Business risk is something that no one really has control over, but we try to forecast what the future holds. It’s the possibility of an industry shake up that you have little or no control over. For example, the rise of Uber has disrupted much more than just the transportation industry – it’s served as a proof point for the gig economy. That’s affected thousands of businesses in a number of ways, from changing timeline expectations to creating new possibilities for integration and interaction with gig economy workers and customers. As CFO, this means that you’re in a situation where you’re juggling several fluctuating budgets at once – from new hires to office space to new supply chains. In the context of commercial real estate, this means factoring in how flexible your new investment will be; how well can it accommodate changes?

Your CFO, while still not psychic, is deeply immersed in your industry, by way of financial shifts.
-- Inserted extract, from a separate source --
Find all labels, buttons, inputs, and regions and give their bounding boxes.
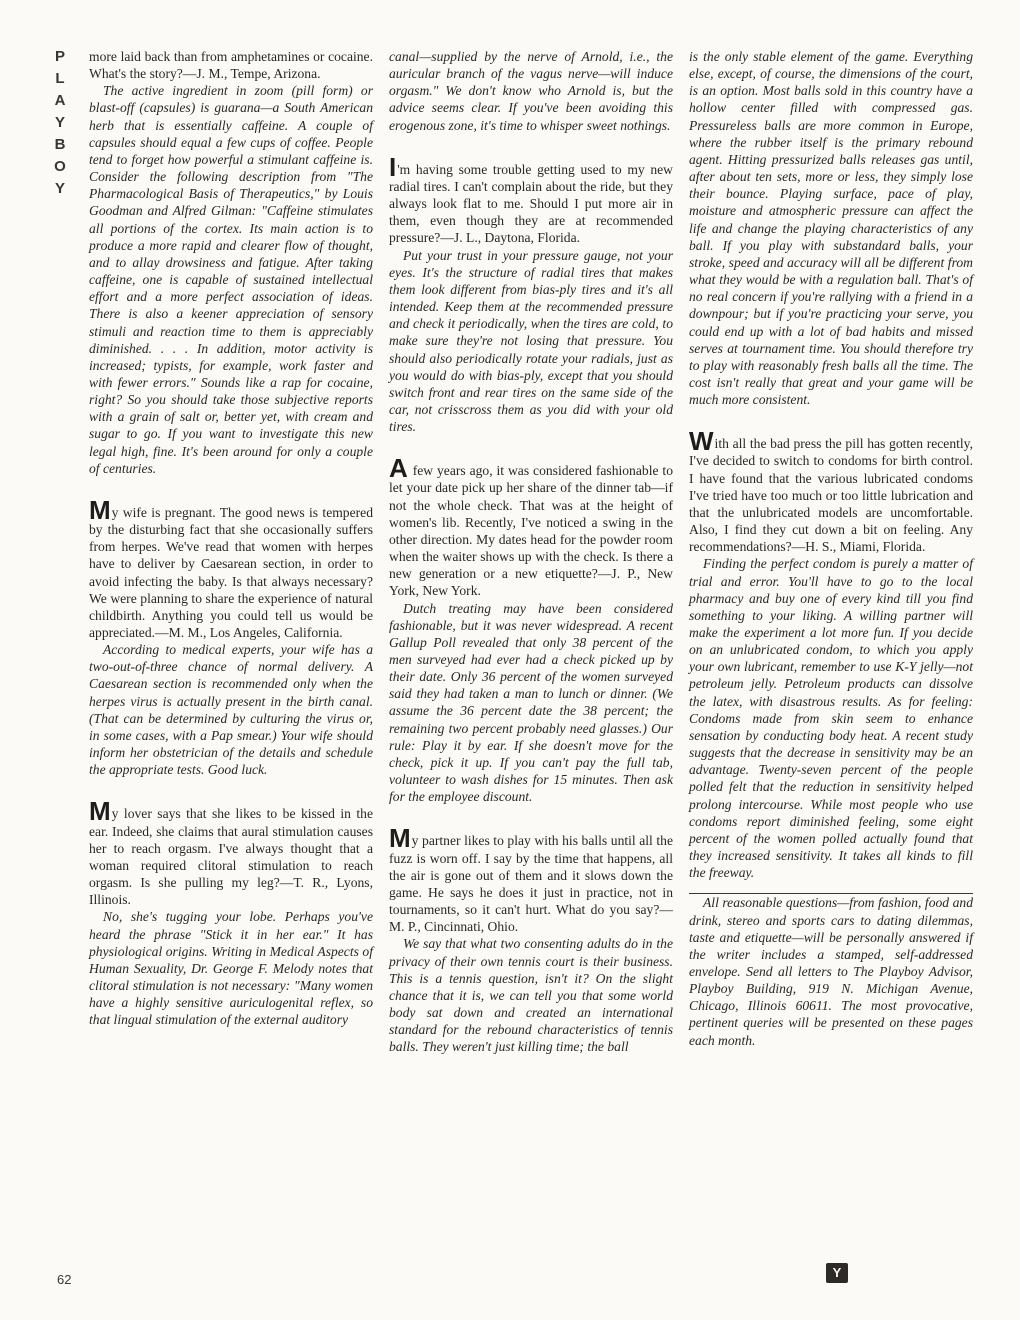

If anyone has a beat on what trends are, it’s the person who is watching where customers and investors are putting their money. A real estate director won’t notice that your competitor’s stocks are rising uncharacteristically quickly, or that a startup that aims to disrupt your supply chain just got a big round of funding – but your CFO will.

Market Risk

Lastly, there’s market risk, which nobody can control. For example, the top floor of the Sears Tower in Chicago was the most expensive office space in Chicago on September 10th of 2001. On September 11th, they couldn’t give it away. Nobody could have forecasted than change; yet unknown risks must be factored in as you consider investing in commercial real estate or finding a new lease. Your CFO will need to evaluate exactly what your budget is, including whether or not your business can survive the value of the new space dropping in value dramatically. Is this a space where your brand can stay until the market recovers? Is the investment so great that its loss would cause a financial catastrophe?

Your CFO has a simple role to play in mitigating this risk, but it’s the most important: they know the most about exactly how much financial damage your company can take and survive.

 

Commercial real estate investments, whether that means making a purchase or signing a new lease, is a huge decision that will impact not only your company’s finances, but also your staff’s morale, your brand reputation and your hiring capabilities. By putting your CFO in charge of the decision, you ensure that the investment is really in your brand’s best interest – not just today, but for years to come.